Darum gehts
- Büsingen: Deutsches Dorf in der Schweiz ist potenzielle Steueroase
- EOS Holding hat 15 Tochterfirmen in Büsingen
- Gemeinde erhält jährlich zwei Millionen Franken aus Schweizer Mehrwertsteuer-Rückerstattungen
Im deutsch-schweizerischen Grenzgebiet liegt ein Dorf mit grosser Bedeutung: Büsingen am Hochrhein. Politisch gehört es zu Deutschland, geografisch ist es vollständig von Schweizer Staatsgebiet umgeben. Diese Exklave steht derzeit im Rampenlicht. Das «ZDF Magazin Royale» hat sie in einer aufsehenerregenden Recherche gemeinsam mit «Frag den Staat» als eine von 37 potenziellen «Steueroasen» in Deutschland identifiziert.
Büsingen erhebt keine Grundsteuer, also keine Steuer auf Grundbesitz. Das ist in Deutschland eine landesweite Ausnahme. Die Gemeinde kompensiert dies durch Rückerstattungen der Schweizer Mehrwertsteuer: Jährlich fliessen rund zwei Millionen Schweizer Franken in die Gemeindekasse. Eine Art Bonus für die Einwohner, die beim Einkaufen die Schweizer Mehrwertsteuer zahlen und mit dem Schweizer Preisniveau kämpfen.
Gleichzeitig gilt ein sehr niedriger Gewerbesteuer-Hebesatz von 290 Prozent – deutlich unter dem deutschen Durchschnitt. Der Hebesatz ist ein Prozentsatz, mit dem Gemeinden die Gewerbesteuer auf den Gewinn von Unternehmen erhöhen. Er ist ein zentraler Hebel im kommunalen Steuerwettbewerb.
Besondere Aufmerksamkeit erregt die EOS Holding, eine Schweizer Holdinggesellschaft mit Sitz in Lausanne, die hauptsächlich Beteiligungen an Energieversorgungsunternehmen hält.

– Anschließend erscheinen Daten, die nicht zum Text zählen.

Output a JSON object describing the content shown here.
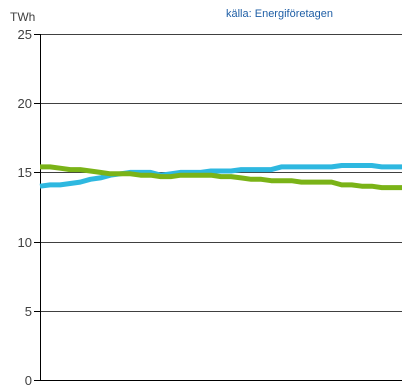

Der Westschweizer Energieversorger gehört zu Teilen unter anderem der Stadt Lausanne und den Industriellen Werken Genf. In Büsingen, an der Junkerstrasse 65, sind 15 Tochterfirmen der EOS Holding gemeldet, die etwa im deutschen Windkraftgeschäft mitmischen.
Wie die EOS Holding gegenüber dem «Südkurier» sagt, wählte man Büsingen 2011 «aus praktischen Gründen und wegen der Nähe», weil das Management regelmässig von Lausanne anreist. Gleichzeitig betont das Unternehmen: «Die operativen Gesellschaften werden lokal an ihrem Tätigkeitsort besteuert, daher ist die Besteuerung in Büsingen für die Gruppe kaum relevant.»
Christoph Trautvetter vom Netzwerk Steuergerechtigkeit spricht gegenüber dem «Südkurier» von Steueroptimierung: Gewinne könnten über Zinsen oder Mieten an einen Standort abfliessen, während negative Effekte wie Lärm, Flächenverbrauch und Infrastrukturkosten bei anderen Gemeinden anfallen.
Seit 2021 gilt die Regel, dass 90 Prozent des Gewinns an den Standort der Windräder fliessen sollen. Über interne Zahlungsströme liessen sich die Gewinne vorher drücken, so Trautvetter. Grosse Unternehmen und sehr reiche Privatpersonen würden davon profitieren. Dass sich mehrere Gesellschaften an einer Adresse bündeln, beobachte der Steuerexperte immer wieder.
Das Steueroasen-Verzeichnis von «ZDF Magazin Royale» und «Frag den Staat» zeigt ein deutschlandweites Muster: Minderheiten von Gemeinden setzen sehr niedrige Hebesätze, um Unternehmen anzulocken.
Oft sind es Vermögensverwaltungen, Holdings und Beteiligungsgesellschaften, die sich ansiedeln. Sie brauchen kaum Personal und verwalten zugleich enorme Summen. Solche Konstruktionen sind nicht per se illegal. Entscheidend sei, ob dort tatsächlich gearbeitet wird.
Die Kritik lautet: «In der Realität führt dieses Prinzip zu einem Unterbietungswettbewerb zwischen Gemeinden, bei dem Unternehmen profitieren und es einen klaren Verlierer gibt: die Allgemeinheit», heisst es im Steueroasen-Verzeichnis. Rund eine Milliarde Euro ginge den öffentlichen Kassen nach Schätzungen jedes Jahr durch Gewerbesteueroasen verloren.